My stories root into something personal for me. My first two novels were ultimately about grappling with the meaning of life after great loss — how to cope, how to carry on — which tapped into the loss of my dad at a young age. My third story — my work-in-progress — isn’t related to anything so personal, but it’s on my mind lately: the danger of false narratives. Looping this back to your question, I think I write to sort through the things that are plaguing me and to hopefully deliver those ideas to people who are struggling with the same issues.
What does your editor bring to your writing?
My last editor (I’ve had several due to the revolving-door nature of the business) brought both a critical eye and generous dollops of encouragement and praise. I needed and appreciated all of those.
How much time and effort do you spend marketing your book?
Probably not enough! Writers need to find smart ways to market themselves and their work without seeming self-promotional, and without the effort wearing them down and taking them away from the work of creating new stories. I haven’t yet found the right balance, but I’m always on the lookout for new ideas.

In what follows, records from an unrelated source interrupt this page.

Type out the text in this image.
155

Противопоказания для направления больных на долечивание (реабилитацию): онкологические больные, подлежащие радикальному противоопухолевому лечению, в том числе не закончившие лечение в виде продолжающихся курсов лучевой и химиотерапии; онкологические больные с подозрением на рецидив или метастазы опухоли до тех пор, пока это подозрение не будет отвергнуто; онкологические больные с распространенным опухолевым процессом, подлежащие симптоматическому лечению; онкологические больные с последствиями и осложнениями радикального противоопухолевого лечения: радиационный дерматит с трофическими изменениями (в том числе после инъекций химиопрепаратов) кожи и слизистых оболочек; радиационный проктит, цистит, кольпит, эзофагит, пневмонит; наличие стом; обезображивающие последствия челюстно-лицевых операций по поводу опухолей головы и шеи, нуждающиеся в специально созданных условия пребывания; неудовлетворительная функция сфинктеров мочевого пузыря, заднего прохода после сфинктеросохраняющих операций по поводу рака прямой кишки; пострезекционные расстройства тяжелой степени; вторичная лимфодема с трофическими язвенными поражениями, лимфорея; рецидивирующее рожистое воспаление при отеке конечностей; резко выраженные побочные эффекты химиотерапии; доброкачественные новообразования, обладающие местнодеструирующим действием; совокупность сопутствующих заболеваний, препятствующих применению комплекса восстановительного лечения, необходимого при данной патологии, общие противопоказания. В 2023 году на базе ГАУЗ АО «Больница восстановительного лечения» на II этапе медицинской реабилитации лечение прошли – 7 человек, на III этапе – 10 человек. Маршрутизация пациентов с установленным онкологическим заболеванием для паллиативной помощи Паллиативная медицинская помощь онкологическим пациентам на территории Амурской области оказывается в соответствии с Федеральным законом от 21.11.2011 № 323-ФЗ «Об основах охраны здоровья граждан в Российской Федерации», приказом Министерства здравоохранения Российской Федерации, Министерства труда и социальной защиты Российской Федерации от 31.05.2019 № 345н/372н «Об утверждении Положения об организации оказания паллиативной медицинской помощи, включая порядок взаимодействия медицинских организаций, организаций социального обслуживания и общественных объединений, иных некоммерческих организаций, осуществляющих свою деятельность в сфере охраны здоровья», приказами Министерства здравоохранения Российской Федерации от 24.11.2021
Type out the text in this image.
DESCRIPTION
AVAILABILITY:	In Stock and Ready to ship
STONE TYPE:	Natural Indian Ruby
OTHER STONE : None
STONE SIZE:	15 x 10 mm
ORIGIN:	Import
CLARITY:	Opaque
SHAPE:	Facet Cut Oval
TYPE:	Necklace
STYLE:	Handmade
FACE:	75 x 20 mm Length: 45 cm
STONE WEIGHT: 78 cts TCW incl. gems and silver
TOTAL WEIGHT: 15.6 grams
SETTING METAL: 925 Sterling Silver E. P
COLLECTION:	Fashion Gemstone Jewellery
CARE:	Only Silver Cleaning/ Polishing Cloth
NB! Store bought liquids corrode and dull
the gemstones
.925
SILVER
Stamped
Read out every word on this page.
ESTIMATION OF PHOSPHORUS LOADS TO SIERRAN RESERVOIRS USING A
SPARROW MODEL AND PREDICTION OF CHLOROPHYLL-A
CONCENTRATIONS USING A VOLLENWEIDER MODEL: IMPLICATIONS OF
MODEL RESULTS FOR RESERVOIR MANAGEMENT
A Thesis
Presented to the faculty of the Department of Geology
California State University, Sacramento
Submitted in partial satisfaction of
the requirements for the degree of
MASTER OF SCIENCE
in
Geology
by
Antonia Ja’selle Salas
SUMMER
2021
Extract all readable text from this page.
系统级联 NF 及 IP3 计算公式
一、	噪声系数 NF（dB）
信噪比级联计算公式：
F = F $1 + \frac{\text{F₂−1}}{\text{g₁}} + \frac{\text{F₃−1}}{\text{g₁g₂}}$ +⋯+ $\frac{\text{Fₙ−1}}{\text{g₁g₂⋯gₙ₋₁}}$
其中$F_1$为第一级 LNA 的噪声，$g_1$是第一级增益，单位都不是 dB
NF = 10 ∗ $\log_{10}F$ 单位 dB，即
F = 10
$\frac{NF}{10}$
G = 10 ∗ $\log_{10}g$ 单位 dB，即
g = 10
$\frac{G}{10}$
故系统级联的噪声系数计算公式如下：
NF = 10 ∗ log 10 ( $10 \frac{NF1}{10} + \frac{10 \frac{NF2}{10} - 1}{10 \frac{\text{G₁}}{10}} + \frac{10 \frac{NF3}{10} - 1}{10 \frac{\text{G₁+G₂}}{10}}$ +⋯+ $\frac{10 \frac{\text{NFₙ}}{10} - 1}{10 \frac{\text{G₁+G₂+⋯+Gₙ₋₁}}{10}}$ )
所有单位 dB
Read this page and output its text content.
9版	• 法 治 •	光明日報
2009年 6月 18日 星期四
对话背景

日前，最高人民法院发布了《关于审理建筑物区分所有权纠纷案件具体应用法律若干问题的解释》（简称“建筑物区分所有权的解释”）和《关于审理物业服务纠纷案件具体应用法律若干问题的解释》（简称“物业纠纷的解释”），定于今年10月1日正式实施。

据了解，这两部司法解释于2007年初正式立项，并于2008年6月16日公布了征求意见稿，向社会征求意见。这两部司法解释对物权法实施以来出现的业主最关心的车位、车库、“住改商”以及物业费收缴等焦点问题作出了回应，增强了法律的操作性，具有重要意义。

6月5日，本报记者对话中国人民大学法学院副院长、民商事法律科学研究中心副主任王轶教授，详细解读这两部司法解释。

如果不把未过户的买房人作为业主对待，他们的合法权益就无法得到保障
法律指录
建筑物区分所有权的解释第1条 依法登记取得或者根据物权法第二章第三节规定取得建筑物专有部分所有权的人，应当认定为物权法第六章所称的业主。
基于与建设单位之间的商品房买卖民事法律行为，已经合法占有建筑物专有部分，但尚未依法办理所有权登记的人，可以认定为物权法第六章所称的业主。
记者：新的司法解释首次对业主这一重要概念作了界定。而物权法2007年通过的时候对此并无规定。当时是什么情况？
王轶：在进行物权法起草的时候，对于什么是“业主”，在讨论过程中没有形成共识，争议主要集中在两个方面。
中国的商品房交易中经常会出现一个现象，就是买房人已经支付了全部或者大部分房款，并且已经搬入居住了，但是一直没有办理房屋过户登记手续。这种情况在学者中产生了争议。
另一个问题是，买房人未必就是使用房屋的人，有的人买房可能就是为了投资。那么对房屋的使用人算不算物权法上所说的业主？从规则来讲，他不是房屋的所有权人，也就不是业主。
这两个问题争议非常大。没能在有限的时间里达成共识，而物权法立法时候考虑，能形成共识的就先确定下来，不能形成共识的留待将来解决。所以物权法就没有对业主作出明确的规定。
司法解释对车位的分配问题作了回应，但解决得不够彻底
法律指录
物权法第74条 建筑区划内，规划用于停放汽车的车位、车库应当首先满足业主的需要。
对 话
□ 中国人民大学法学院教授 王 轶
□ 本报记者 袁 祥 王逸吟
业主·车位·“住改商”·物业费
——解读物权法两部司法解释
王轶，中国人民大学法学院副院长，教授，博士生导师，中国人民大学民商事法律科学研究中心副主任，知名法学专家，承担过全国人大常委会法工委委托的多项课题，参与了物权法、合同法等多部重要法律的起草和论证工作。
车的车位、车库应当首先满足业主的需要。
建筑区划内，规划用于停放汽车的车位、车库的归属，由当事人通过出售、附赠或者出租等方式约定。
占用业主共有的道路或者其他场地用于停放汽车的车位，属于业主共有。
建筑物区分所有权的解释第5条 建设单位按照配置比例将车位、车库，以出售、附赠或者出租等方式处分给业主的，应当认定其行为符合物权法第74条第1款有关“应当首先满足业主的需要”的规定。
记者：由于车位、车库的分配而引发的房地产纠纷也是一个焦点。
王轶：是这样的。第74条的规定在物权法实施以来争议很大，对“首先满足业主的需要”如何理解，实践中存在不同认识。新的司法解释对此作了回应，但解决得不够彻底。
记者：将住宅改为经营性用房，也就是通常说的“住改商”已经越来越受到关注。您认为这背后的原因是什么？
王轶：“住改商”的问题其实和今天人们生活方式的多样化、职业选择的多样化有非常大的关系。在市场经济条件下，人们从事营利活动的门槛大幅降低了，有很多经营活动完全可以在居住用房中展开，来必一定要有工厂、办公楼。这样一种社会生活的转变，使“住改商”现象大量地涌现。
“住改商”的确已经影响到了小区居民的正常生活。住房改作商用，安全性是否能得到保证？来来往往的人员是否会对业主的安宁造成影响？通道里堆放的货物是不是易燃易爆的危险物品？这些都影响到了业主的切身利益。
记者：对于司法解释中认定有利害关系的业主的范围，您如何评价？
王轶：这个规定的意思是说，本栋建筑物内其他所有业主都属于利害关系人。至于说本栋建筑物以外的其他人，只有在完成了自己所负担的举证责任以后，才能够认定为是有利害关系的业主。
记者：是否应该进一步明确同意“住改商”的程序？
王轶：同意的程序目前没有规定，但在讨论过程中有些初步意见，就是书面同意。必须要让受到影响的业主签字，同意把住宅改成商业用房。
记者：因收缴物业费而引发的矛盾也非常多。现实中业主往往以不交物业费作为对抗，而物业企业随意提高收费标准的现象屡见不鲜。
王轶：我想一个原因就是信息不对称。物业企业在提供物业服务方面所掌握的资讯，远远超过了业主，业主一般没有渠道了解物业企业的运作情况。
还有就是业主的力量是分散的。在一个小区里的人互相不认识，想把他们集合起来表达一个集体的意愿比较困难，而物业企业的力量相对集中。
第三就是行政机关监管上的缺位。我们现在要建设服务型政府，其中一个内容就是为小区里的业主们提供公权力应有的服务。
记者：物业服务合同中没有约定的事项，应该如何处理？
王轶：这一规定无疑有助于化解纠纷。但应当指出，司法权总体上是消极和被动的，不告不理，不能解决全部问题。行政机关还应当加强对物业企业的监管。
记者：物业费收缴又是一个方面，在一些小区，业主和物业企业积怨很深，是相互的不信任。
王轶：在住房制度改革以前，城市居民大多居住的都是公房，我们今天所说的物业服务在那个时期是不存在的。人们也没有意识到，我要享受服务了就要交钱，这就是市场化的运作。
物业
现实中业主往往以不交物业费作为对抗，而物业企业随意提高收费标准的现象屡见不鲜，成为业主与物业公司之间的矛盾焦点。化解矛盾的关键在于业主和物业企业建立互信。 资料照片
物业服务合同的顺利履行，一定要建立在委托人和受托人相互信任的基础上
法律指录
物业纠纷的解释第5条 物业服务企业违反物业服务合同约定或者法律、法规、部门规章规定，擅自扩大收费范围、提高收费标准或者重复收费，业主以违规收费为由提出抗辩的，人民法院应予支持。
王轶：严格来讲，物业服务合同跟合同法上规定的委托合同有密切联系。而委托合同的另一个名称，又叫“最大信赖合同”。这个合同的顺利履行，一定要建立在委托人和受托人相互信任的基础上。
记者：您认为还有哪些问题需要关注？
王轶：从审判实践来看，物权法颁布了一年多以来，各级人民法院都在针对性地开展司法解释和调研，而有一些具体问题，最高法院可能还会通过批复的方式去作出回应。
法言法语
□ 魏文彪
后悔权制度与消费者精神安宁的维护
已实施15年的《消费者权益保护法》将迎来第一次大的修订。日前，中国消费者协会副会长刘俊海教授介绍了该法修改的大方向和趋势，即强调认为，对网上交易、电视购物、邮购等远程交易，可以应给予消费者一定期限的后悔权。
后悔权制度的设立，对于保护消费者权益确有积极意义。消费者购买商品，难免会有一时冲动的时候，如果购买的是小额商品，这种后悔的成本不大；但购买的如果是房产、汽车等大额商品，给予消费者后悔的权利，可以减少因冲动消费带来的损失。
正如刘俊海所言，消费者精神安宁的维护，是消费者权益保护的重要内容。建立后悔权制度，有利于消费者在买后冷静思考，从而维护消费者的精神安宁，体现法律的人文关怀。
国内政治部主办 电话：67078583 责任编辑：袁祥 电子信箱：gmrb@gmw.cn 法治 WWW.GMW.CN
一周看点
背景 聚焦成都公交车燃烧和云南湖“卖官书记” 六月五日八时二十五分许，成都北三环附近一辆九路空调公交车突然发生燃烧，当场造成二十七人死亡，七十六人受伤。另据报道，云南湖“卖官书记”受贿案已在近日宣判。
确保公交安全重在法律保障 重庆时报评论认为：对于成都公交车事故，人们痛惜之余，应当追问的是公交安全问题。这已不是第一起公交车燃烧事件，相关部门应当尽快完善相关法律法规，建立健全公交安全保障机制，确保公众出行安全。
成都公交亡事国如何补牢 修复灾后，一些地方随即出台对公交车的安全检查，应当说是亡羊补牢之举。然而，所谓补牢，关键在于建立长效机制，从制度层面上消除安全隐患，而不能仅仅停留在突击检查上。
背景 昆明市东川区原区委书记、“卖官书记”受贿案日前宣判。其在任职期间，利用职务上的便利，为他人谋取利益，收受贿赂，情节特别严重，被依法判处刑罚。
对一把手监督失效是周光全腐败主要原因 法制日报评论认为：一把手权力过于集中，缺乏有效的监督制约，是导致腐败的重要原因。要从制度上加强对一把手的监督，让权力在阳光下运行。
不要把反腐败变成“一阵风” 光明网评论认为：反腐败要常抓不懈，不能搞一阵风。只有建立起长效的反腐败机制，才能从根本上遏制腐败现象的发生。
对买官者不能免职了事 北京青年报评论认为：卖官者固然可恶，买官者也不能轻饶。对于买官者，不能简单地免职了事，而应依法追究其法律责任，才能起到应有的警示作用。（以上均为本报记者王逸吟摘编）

Writers need to find smart ways to market themselves and their work without seeming self-promotional, and without the effort wearing them down and taking them away from the work of crating new stories.
You run a hugely engaged and motivated group of writers at writerunboxed. How would you describe them?
They are my writing family — generous, wise, and there when you need them.
I believe they are an important fuel that makes us feel much less alone while writing.
Who are your writing heroes?
I have tremendous respect for many, but Barbara O’Neal (a multi-published, award-winning author and contributor at WU) holds a special place for me. I find her to be both a brilliant writer, a generous person, and someone who derives much creative pleasure out of life.
Have you considered self-publishing?
Yes; when rights were reverted back to me from my first novel, The Last Will of Moira Leahy, I self-published. I think it’s a great option for many.
So you self-published! How did you find the experience? What will you do differently the next time?
I found the experience to be interesting! I had my book deconstructed by someone who then made a PDF from the pages and then a word document from the PDF. The PDF/word document then had to be proofed to check for typos — things like an exclamation point turning into the number one — which was a bit of a slog, but it gave me an opportunity to go through the book again, and even make a couple of minor changes here and there. (I know some writers don’t recommend making changes at this stage of a reboot, but I couldn’t help myself.) I also enjoyed the process of working on a cover and the design elements within the book itself. It was empowering to have control over every aspect, but of course, there’s a downside to that, as all the hours you’re putting into those things are hours you aren’t working on anything new in terms of your craft. But I’m glad I did it, and I don’t know that there’s much I would do differently next time
As an author, where would you like to be in 5 years time?
I would like to have published two additional books and to have developed a rhythm that sustains me creatively.
What do you wish you could change about the publishing industry?
I wish traditional publishers planned for a long-tail in promoting a novel, rather than pushing out books and then moving on to the next books.
It’s a business, of course, but so much could be done that isn’t being done to support authors and books that have already been published.
What advice do you have for someone stuck on writing their first draft?
If you’ve been stuck for a while, see if you can find a beta-reader to analyze what you have and offer thoughts, question decisions, and push you to consider your story through fresh eyes.
Ultimately, the most success I’ve had at overcoming ‘stuck’ness’ is to write, write, write, so I’d encourage those writers to keep at it. Perseverance is my favourite word.